Recently, I had a look at heavy equipment manufacturers, namely Caterpillar (NYSE:CAT), and stumbled on related CAT competitors, Deere & company (NYSE:DE) and Cummins (NYSE:CMI). I found both stocks to be equally attractive based on business profile, product portfolio and performance metrics. Both stocks are heading downward at the moment, primarily driven by uncertainty about global growth and a recent profit warning from Cummins, which noted declining order trends in its key market US, Brazil and China. Since I believe those developments are only temporary in nature, savvy value investors with a long-term investment horizon might find deeply priced bargains as they go against the tide.

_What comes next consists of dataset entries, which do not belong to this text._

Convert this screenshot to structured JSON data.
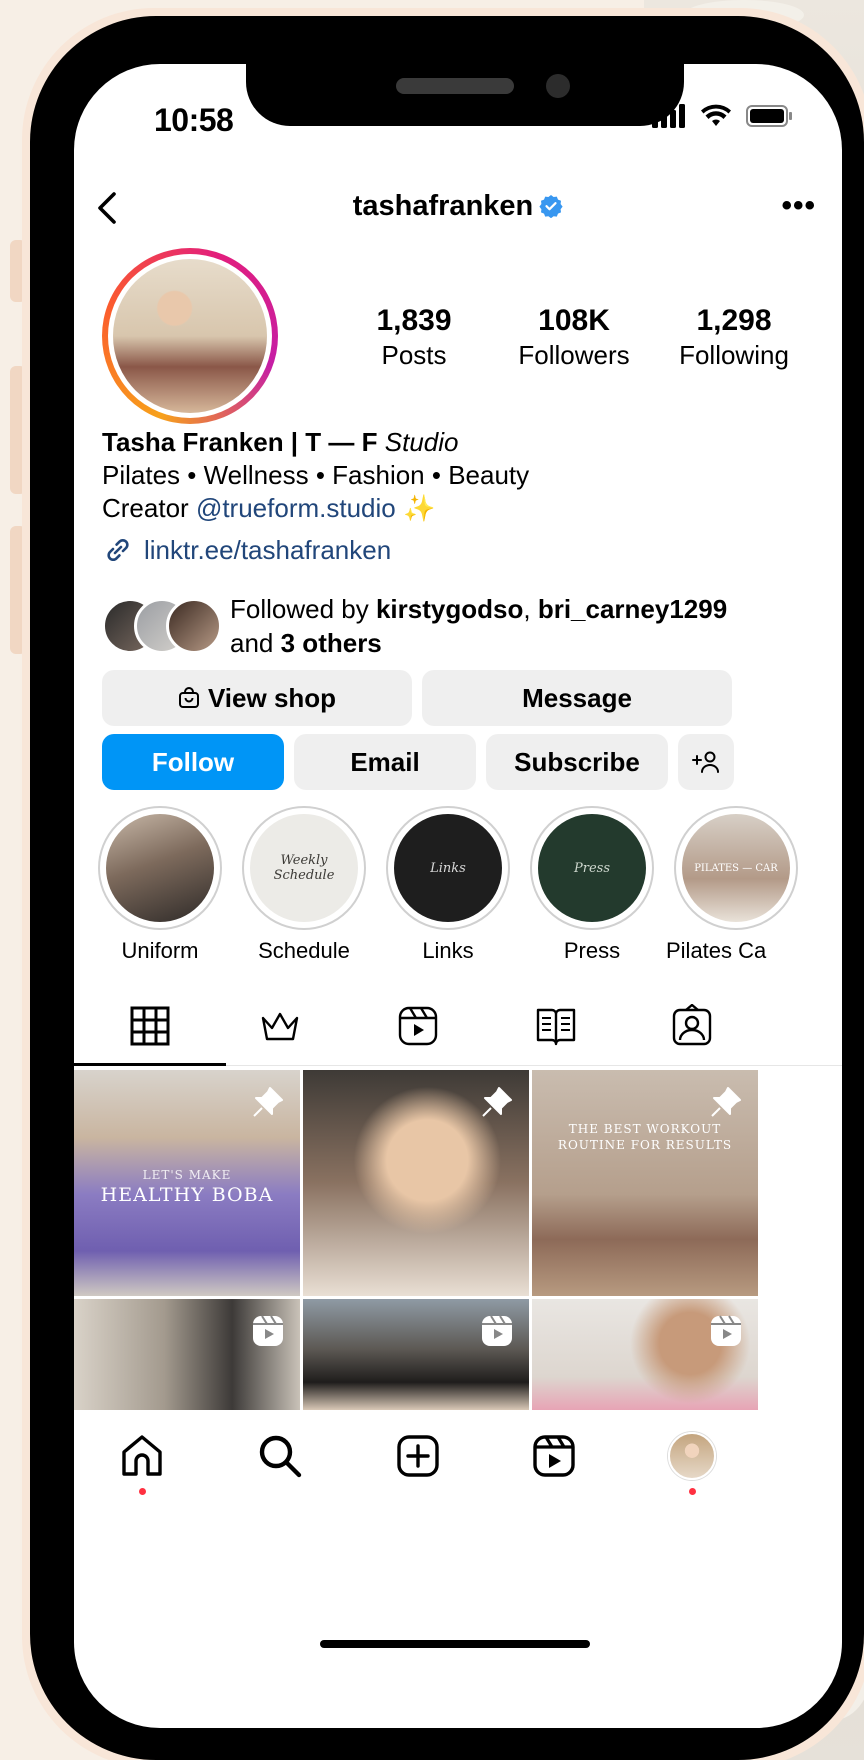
{
  "status_bar": {
    "time": "10:58"
  },
  "header": {
    "username": "tashafranken"
  },
  "stats": [
    {
      "value": "1,839",
      "label": "Posts"
    },
    {
      "value": "108K",
      "label": "Followers"
    },
    {
      "value": "1,298",
      "label": "Following"
    }
  ],
  "bio": {
    "name": "Tasha Franken | T — F",
    "name_italic": "Studio",
    "line1": "Pilates • Wellness • Fashion • Beauty",
    "line2_prefix": "Creator",
    "line2_handle": "@trueform.studio",
    "line2_emoji": "✨",
    "link": "linktr.ee/tashafranken"
  },
  "followed_by": {
    "prefix": "Followed by",
    "user1": "kirstygodso",
    "sep": ",",
    "user2": "bri_carney1299",
    "and": "and",
    "others": "3 others"
  },
  "buttons": {
    "view_shop": "View shop",
    "message": "Message",
    "follow": "Follow",
    "email": "Email",
    "subscribe": "Subscribe"
  },
  "highlights": [
    {
      "label": "Uniform",
      "cover_text": ""
    },
    {
      "label": "Schedule",
      "cover_text": "Weekly Schedule"
    },
    {
      "label": "Links",
      "cover_text": "Links"
    },
    {
      "label": "Press",
      "cover_text": "Press"
    },
    {
      "label": "Pilates Ca",
      "cover_text": "PILATES — CAR"
    }
  ],
  "posts": [
    {
      "overlay_small": "LET'S MAKE",
      "overlay_big": "HEALTHY BOBA"
    },
    {
      "overlay_small": "",
      "overlay_big": ""
    },
    {
      "overlay_small": "THE BEST WORKOUT",
      "overlay_big": "ROUTINE FOR RESULTS"
    }
  ],
  "colors": {
    "accent": "#0095f6",
    "link": "#21467a",
    "notification": "#ff3040",
    "verified": "#3897f0"
  }
}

Deere is a 175-year old farm and construction machinery manufacturer focusing on the agriculture, construction and forestry industry. Products representing its portfolio include a variety of tractors, loaders, pickers and harvesters. Moreover, Deere & Company has expanded into providing financial services to complement its agricultural manufacturing business. Deere is a Fortune 500 company and has a market capitalization of $30 billion.
What I like about DE is its strong long-term EPS growth forecast of 12.75% (based on Nasdaq figures), decent dividend yield of 2.4% and strong agricultural product portfolio. And investors can pick up Deere on the cheap: DE trades at a multiple of only 8.8x forward earnings despite having superior profitability with a return on equity of over 40% and a net profit margin of 9%.

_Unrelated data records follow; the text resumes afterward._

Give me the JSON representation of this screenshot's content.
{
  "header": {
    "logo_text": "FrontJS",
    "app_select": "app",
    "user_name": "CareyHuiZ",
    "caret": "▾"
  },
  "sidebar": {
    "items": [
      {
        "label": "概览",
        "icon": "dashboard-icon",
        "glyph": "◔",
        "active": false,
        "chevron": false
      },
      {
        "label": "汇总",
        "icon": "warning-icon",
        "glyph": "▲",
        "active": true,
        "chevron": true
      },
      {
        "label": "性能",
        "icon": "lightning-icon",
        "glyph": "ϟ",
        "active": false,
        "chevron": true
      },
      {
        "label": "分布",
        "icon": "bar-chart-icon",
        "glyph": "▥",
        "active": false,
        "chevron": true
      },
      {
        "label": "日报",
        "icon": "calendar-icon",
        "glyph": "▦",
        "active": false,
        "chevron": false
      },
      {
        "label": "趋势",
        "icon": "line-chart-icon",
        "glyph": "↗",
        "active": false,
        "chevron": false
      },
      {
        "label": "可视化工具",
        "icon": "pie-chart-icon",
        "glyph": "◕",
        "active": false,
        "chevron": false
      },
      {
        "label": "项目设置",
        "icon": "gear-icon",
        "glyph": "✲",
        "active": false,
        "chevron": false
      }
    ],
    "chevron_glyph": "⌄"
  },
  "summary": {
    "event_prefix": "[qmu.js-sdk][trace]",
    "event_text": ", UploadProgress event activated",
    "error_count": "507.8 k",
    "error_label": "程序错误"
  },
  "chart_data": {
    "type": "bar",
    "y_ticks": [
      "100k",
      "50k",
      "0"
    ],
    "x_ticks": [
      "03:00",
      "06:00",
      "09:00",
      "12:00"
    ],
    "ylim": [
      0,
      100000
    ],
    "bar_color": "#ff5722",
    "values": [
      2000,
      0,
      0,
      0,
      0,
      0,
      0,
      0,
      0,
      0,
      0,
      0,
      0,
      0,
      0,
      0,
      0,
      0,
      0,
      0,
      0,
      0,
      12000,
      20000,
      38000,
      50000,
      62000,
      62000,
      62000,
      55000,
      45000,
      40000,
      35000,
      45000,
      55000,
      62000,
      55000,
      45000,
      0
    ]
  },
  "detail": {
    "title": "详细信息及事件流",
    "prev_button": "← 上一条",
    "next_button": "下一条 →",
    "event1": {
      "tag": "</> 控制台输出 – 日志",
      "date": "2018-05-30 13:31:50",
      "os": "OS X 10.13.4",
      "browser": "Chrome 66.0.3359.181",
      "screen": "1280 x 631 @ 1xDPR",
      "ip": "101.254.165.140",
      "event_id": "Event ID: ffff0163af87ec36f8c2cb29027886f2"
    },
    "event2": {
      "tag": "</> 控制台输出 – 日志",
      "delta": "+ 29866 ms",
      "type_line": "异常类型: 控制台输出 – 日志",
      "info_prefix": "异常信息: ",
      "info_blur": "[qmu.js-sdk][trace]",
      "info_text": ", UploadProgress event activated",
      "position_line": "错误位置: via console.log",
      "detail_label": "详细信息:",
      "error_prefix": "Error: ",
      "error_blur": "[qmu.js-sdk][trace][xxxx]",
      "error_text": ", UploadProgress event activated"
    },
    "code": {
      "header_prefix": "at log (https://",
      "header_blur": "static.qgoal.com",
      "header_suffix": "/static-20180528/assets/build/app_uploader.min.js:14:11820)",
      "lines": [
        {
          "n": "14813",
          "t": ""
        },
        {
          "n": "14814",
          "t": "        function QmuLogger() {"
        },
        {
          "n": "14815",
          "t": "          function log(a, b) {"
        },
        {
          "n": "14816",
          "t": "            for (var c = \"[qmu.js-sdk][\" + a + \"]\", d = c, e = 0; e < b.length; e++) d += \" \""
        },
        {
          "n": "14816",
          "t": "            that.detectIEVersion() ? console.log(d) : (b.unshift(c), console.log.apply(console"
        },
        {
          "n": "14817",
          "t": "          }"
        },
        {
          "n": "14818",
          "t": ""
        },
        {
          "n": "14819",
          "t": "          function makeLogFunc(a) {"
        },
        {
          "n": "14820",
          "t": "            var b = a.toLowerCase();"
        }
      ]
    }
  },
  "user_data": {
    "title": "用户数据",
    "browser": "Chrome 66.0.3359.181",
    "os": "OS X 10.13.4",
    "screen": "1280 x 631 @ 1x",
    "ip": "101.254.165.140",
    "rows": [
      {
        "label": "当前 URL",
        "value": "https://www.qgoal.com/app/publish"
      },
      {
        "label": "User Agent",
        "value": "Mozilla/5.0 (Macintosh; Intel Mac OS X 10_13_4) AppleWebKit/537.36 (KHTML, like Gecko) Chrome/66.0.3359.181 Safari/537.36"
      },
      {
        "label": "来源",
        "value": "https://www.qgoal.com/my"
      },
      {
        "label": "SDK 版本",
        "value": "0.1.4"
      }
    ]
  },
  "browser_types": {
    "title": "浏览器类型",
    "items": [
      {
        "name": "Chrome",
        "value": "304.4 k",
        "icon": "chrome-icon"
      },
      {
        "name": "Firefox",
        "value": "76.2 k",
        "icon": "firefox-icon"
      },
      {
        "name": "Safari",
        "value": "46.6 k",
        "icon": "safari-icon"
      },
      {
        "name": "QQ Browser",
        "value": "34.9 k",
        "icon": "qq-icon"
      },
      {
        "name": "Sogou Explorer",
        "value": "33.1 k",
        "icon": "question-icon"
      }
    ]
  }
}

Deere was upgraded in February by UBS to Buy with a target price of $115 which is still low given the underlying profitability and EPS projections. Given the recent decline in DE's share price, about 14% from its 52 week high of $89.70, the stock has an upside potential of a staggering 51%. Given the overall pessimism in the market for heavy equipment manufacturers and their cyclical business model, this upside potential is not really surprising as share prices have been unreasonably driven down.
Risks stemming from a Deere & Company investment include lower tractor sales resulting from the drought in the Midwestern US as well as a relatively high debt burden of almost $30 billion.

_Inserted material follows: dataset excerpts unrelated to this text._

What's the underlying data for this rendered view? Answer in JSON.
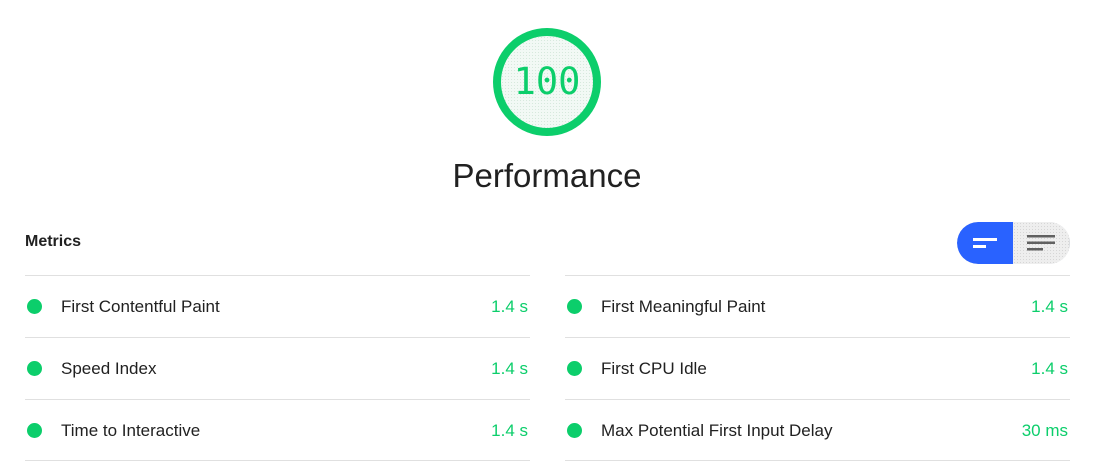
{
  "gauge": {
    "score": "100",
    "score_fraction": 1.0,
    "color": "#0cce6b"
  },
  "category": {
    "title": "Performance"
  },
  "metrics": {
    "header": "Metrics",
    "toggle": {
      "active_icon": "compact-lines-icon",
      "inactive_icon": "expanded-lines-icon",
      "active_color": "#2962ff"
    },
    "left": [
      {
        "title": "First Contentful Paint",
        "value": "1.4 s",
        "status": "pass"
      },
      {
        "title": "Speed Index",
        "value": "1.4 s",
        "status": "pass"
      },
      {
        "title": "Time to Interactive",
        "value": "1.4 s",
        "status": "pass"
      }
    ],
    "right": [
      {
        "title": "First Meaningful Paint",
        "value": "1.4 s",
        "status": "pass"
      },
      {
        "title": "First CPU Idle",
        "value": "1.4 s",
        "status": "pass"
      },
      {
        "title": "Max Potential First Input Delay",
        "value": "30 ms",
        "status": "pass"
      }
    ],
    "pass_color": "#0cce6b"
  }
}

Cummins is a diversified machinery manufacturer who specializes in diesel and natural gas engines as well as engine-related products worldwide. Products include fuel systems, controls, filtration and emission solutions and electrical power generation systems. Cummins can be better understood as a core components manufacturer in contrast to Caterpillar or Deere & Company which are integrating their components into complete applications. Cummins is a S&P 500 company and has a market capitalization of $16.6 billion.
Why to like Cummins
Cummins last week issued a profit warning saying that order trends are impacting its sales forecast. However, the EPS forecast is still quite high: Over the next five years, analysts that follow Cummins are expecting it to grow earnings at an average annual rate of 14.67%. In addition, UBS just reiterated its Buy rating on Cummins with a price target of $110 - which represents about 27% upside potential.
Investors do not only profit from high EPS growth going forward, but also from a discounted price in relation to the profit warning: The stock currently trades at only 8x earnings and has an earnings yield of over 12%. Cummins also shells out a 2.3% dividend. In addition, the company just raised its quarterly dividend to $0.50 a share from $0.40 which investors should see as management's confidence vote regarding its future earnings potential.
I have a 2013 EPS estimate of $10.30 on the stock which is even lower than the average 2013 analyst EPS estimate of $10.50. With a multiple of 15, which I consider adequate given the high return on equity of 36%, healthy dividend and strong projected EPS growth, CMI's intrinsic value stands at $154.5 giving the stock an upside potential of 79%. Correspondingly, I rate CMI a Buy.
Investors who are willing to go against the tide and buy highly profitable manufacturing companies on the cheap, are set to get good bargains at the prevailing prices. If the economic outlook worsens, cyclical companies are probably hit first as investors primarily seek out companies with stable cash flow and earning profiles. Investors should always enter volatile stocks with stop loss limits.